As regards democracy, everyone accepts the idea now. However, in the 18th and 19th centuries it was an upper class swearword. To the extent that we have democracy today it is because of Marxism and the working class. The bourgeoisie constantly tries to hollow out and turn democracy into its opposite. We, on the contrary, must fight to extend democracy further and further, to the point where it finally breaks through the limits of capitalism. Socialism is the victory of democracy. Not its negation.

Hence when we talk about ending democracy we are referring to the withering away of the state. Not about abolishing debate, open argument and popular control. Democracy is our main weapon in the fight for human liberation.

In the debate which followed comrade Moshé Machover said that he understood what comrade Ticktin had said. But we need to emphasise that socialism means the widest possible extension of democracy in every sphere of social life, including the economic sphere.

Democracy too was also the theme of comrade Mike Macnair's comments. He said how important it is to grasp that the political programme of the bourgeoisie was rooted not in democracy, but in the rule of law, which is counterposed to democracy. Did they promote democracy in the English revolution? No. That was the work of the Diggers and the Levellers. And in the French revolution, as soon as the ancien régime was overthrown, the bourgeoisie ruled through the Directory and then through Bonapartism. Anyone who says that they are for the rule of law is therefore saying that they are for the politics of the bourgeoisie. Democracy is the inheritance of the proletariat, opposed to private property and the rule of law.
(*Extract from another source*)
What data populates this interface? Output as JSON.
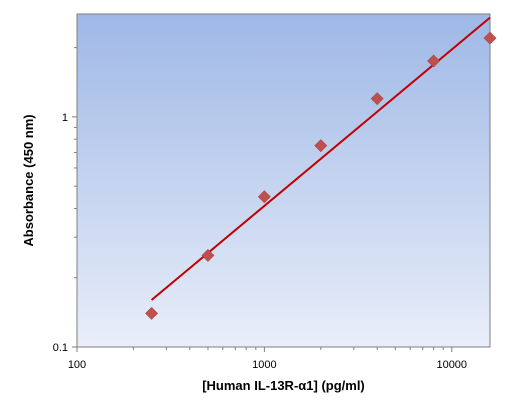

The only comrade to speak in favour of Phil Sharpe was Phil Walden. His remarks included a daft peon of praise to the market. Perhaps John Pearson and Dave Spencer would have defended comrade Sharpe too. If the clock had not stopped them.

But all in all it is clear that comrade Sharpe's views on the need for the market and a halfway house workers' party have been comprehensively defeated in the CMP. This should mean that he is no longer proposed as any kind of official or unofficial CMP spokesperson.